I would bet real money the demand for nuts is in the trillions. What is the demand for roto-molded tanks?

They might be able to make them for a few dollars each if they could gear upto produce them continuously in the hundreds of millions.

Heck, have you ever seen a blow mold operate? Milk jugs go in as a slug of plastic and come out as a plastic jug and go right into the bottling part of a milk plant. They cost pennies a-piece. But they make hundreds of millions of them. That plant to make them cost a million dollars to setup.

Reply to
Bob La Londe

What everyone else said about time and labor costs.

The interesting thing to note is that unlike injection or blow molding, roto-molding does have some home shop DIY potential since the mold doesn't have to be super strong (like injection molding), doesn't requite complex support systems (like blow molding), and doesn't even require a big oven if you install heaters on the mold itself and so some simple slip rings to get the power to them.

Reply to
Pete C.

Rotomolding costs lots of heat energy. Watched a kayak factory make them.

13' Kayak, 14' mold, 18' long oven. And the the mold was not cheap. And then the equipment has to rock and rotate the mold in this high heat oven to get the plastic to flow.
Reply to
Calif Bill

The DIY aspect is what got me interested, I had a bit of a look on youtube. It seems there are a few of us toying with rotomolding in our workshops. Heating the mold is an interesting idea.

Reply to
Nutz

Thats what got me interested. There is a one man kayak factory round the corner from our workshop - I may go and bother him for a "tour".

Reply to
Nutz

Did a tour of the Raven Industries rotomold facility in Sioux Falls SD in

2000 or so.

Probably a nice place in the winter--it gets COLD in SD, but this was July and it was way past pleasant, especially when they opened up the oven for the cooling cycle. Fun and interesting to watch several molds rotating through 3 axis motion on the mechanism in the oven. Biggest setup was fairly large, had molds on it for large "nurse tanks" used for ag spraying.
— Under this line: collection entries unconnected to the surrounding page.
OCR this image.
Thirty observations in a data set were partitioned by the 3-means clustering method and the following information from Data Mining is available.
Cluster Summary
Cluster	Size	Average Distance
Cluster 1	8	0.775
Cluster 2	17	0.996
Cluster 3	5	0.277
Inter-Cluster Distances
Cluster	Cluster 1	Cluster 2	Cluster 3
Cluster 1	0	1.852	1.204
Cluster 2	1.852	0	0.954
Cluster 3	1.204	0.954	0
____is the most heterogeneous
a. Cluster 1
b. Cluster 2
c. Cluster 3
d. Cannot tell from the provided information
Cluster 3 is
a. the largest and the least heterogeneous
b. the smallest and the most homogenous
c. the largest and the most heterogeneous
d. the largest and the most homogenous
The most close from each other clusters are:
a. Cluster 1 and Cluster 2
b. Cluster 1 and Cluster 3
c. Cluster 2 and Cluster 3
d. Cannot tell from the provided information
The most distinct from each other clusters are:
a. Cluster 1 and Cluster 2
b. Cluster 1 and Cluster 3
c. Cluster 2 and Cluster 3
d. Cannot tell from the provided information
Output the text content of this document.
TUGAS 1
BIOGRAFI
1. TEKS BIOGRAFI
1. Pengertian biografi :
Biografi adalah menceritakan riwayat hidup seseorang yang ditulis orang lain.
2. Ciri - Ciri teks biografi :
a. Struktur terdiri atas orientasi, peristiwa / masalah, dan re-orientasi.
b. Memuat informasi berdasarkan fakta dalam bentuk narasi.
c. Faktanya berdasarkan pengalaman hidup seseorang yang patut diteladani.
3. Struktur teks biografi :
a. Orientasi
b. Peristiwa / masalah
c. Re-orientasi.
Fun part of the tour was the balloon facility. IIRC the assemble table was

800 ft long.
Reply to
Bill Marrs

For DIY applications thermoset resins might be a more cost effective choice. No ovens or heated molds are needed and the molds can be very inexpensive. Especially if only a few castings are needed. Polyester, polyurethane, and epoxy resins are available with a wide range of properties. The cycle times are generally longer but if you only need a few castings it might work fine.